Nervos danificados poderão ser reparados com músculos

Nervos danificados poderão ser reparados com músculos
Estudo mostra potencial do uso de músculos para reparar nervos lesados, evitando ter que danificar outros nervos em enxertos.
[Imagem: Ag.Fapesp]

Enxerto de nervos

No caso de trauma em que seja preciso substituir um nervo lesado de um paciente, os médicos costumam utilizar um enxerto de outro nervo para substituir o segmento perdido. Ou seja, para reparar um nervo lesado é necessário danificar outro, ainda que menos importante.

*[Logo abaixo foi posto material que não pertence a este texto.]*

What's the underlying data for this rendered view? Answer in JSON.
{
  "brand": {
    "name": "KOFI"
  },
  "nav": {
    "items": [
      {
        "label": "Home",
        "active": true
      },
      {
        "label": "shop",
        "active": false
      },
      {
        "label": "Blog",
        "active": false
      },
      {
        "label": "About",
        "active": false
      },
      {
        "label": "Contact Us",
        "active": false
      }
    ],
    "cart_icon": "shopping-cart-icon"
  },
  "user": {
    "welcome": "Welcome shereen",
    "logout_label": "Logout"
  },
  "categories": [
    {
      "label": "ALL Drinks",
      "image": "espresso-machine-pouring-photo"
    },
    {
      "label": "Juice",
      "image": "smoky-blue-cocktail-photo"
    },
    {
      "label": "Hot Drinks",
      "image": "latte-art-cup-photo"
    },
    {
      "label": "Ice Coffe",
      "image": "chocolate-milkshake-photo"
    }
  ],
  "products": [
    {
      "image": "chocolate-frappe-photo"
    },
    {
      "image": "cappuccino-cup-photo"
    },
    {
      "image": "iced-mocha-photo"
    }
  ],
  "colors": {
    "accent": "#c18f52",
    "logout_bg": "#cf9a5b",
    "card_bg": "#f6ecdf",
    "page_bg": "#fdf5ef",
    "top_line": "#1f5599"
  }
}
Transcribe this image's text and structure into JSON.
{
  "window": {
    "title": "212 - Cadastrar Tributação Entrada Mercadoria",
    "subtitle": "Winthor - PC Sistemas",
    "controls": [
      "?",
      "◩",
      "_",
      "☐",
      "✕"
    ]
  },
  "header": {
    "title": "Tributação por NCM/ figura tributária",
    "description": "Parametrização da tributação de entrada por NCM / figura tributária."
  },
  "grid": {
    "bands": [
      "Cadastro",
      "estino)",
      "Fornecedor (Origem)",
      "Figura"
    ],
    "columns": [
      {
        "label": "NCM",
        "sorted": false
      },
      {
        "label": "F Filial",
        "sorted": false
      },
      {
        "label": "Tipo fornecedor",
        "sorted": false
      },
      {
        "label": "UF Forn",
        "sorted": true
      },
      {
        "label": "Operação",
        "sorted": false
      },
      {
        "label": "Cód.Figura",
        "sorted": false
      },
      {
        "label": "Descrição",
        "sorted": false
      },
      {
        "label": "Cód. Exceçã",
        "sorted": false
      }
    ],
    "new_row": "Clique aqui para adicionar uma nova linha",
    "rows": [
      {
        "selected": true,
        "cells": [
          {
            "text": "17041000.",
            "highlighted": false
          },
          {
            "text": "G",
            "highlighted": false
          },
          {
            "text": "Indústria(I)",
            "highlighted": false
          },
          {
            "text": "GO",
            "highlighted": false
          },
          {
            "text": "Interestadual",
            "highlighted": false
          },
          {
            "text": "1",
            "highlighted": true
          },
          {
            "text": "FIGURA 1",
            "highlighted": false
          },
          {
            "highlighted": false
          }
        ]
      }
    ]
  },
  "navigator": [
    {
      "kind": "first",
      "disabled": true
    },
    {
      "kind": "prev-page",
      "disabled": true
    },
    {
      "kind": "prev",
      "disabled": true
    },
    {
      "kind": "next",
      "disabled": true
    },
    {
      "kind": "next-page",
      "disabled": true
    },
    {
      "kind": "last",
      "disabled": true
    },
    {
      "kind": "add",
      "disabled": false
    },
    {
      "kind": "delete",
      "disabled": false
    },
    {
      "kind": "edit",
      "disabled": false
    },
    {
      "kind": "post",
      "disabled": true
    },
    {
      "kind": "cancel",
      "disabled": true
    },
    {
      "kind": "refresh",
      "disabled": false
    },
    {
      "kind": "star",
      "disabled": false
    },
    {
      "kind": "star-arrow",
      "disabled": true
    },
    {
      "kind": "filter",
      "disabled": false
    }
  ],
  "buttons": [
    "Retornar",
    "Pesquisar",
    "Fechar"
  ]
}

"Sempre que precisamos reparar um nervo tentamos encontrar um enxerto que possa ser removido sem causar sequelas importantes. Esperamos ainda que o nervo doador do enxerto tenha o mesmo diâmetro do nervo que queremos reparar e que tenha um comprimento adequado", disse Aristides Palhares, professor da Faculdade de Medicina de Botucatu da Universidade Estadual Paulista (Unesp), à Agência FAPESP.

Usando músculos para consertar nervos

Em artigo publicado na revista Acta Cirurgica Brasileira, Palhares e os colegas Fausto Viterbo e Ricardo Galesso Cardoso, descrevem a possibilidade de se utilizar segmentos de músculo no lugar de enxertos nervosos nas cirurgias de reparações.

Um dos motivos do estudo foi a existência de muitos músculos que poderiam servir como doadores de segmentos para enxertia e com diâmetro e comprimento que pudessem ser definidos pelo cirurgião.

"O que estamos tentando usar não é exatamente o músculo, mas um conjunto de túbulos constituídos pela membrana que envolve as células musculares, que deveriam funcionar como tubos por onde o nervo lesado cresce até chegar ao órgão efetor (local em que o nervo tem que passar o seu sinal ou de onde recebe os seus estímulos)", explicou Palhares.

Pontes nervosas

Atualmente há várias linhas de pesquisa que visam à reparação de nervos. O estudo feito na Unesp segue uma linha que busca criar "pontes" que permitam a restauração de segmentos nervosos perdidos. "Outros tipos de 'pontes' estão sendo estudados, como, por exemplo, os vasos sanguíneos. Nossa pesquisa tem por objetivo a aplicação em seres humanos, mas ainda estamos distantes disso", disse.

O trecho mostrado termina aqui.